Tonga Cable CEO Semisi Panuve told Rest of World that of the 50 Starlink terminals sent to Tonga, five have been given to each of the two local telecommunications companies, Digicel and Tonga Communications Corporation. These are augmenting service in outer islands like Ha’apai and Vava’u, which remain dependent on satellite connectivity for the next few months while the domestic cable is being repaired. “Tonga Cable received one terminal to trial,” said Panuve, “but we haven’t been able to find a way to integrate it into our service offering for general or public use.”

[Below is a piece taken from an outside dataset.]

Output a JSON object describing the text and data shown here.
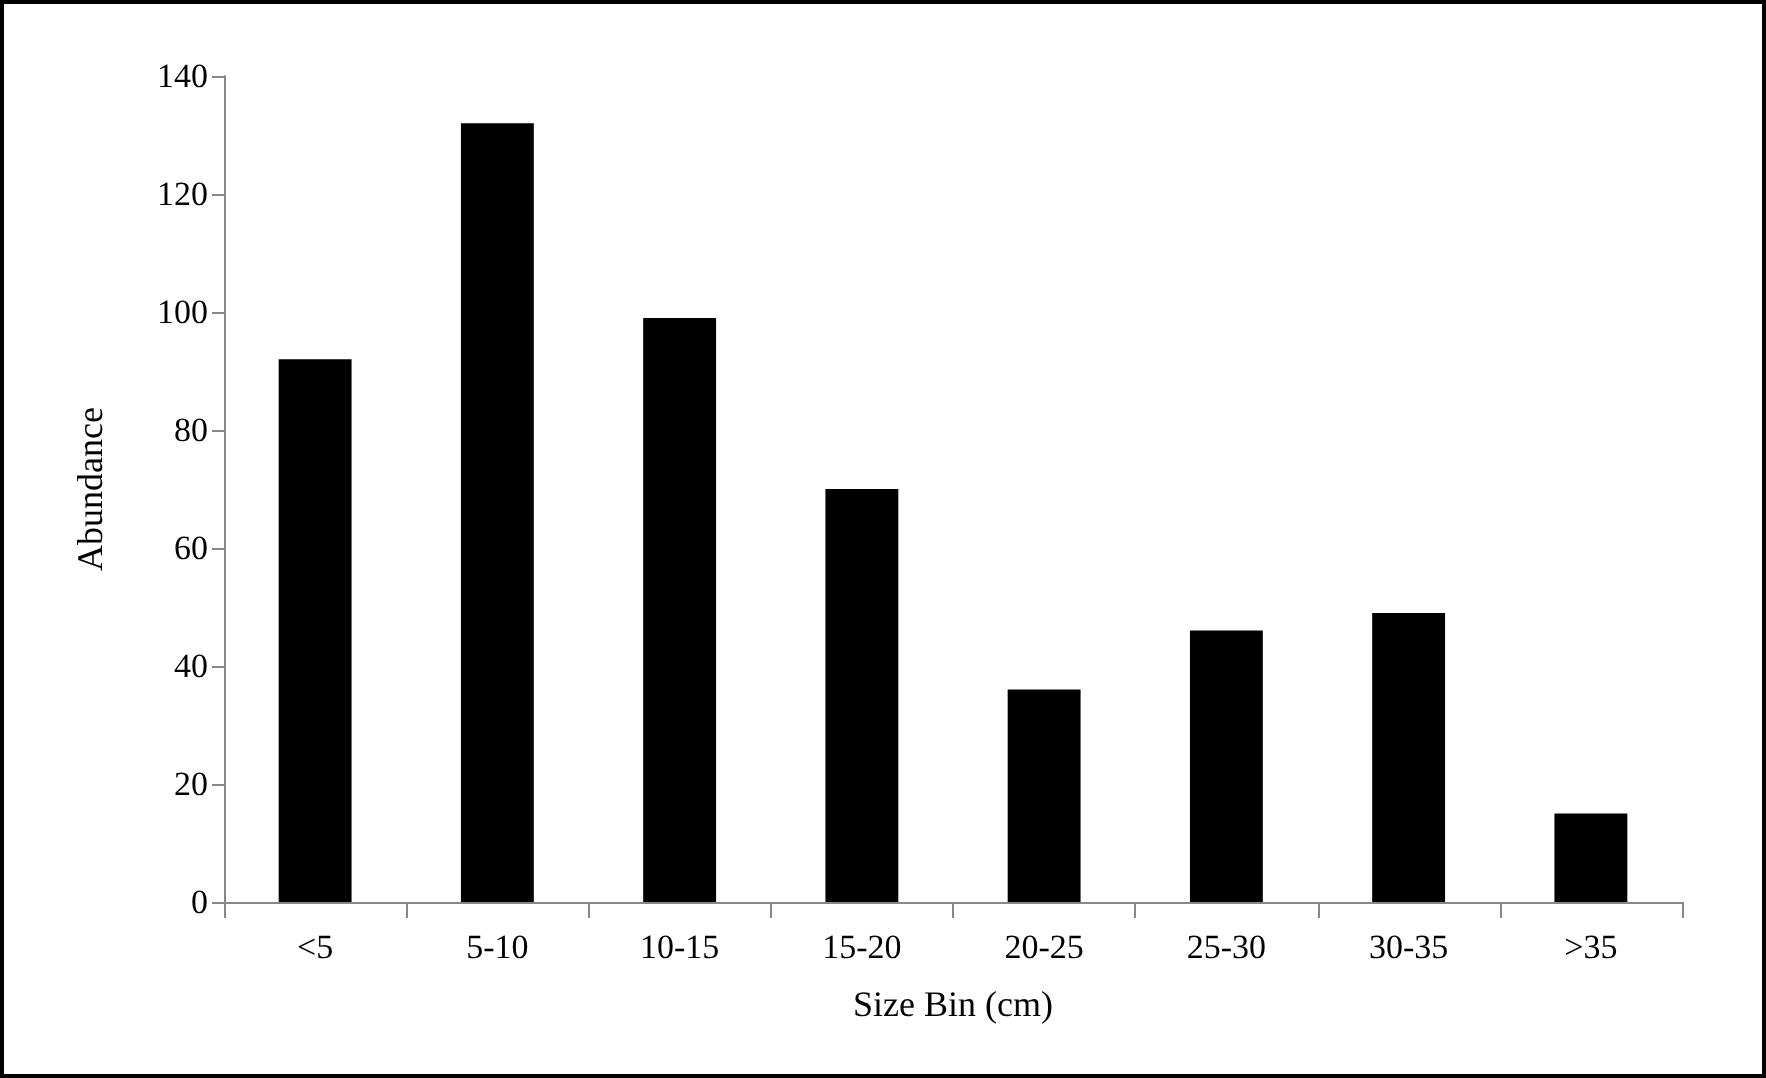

To observers, the event underscored that despite the social media hype, Starlink has so far occupied a niche position in the global market for delivering internet access. “Everyone wants to talk about Starlink, but there are a lot of potential answers,” said Tim Stronge, vice president of research at TeleGeography. That includes cable and traditional satellite companies like SES and Kacific, which both delivered service to Tonga before Starlink did. “Elon Musk always seems to suck all the oxygen out of the room.”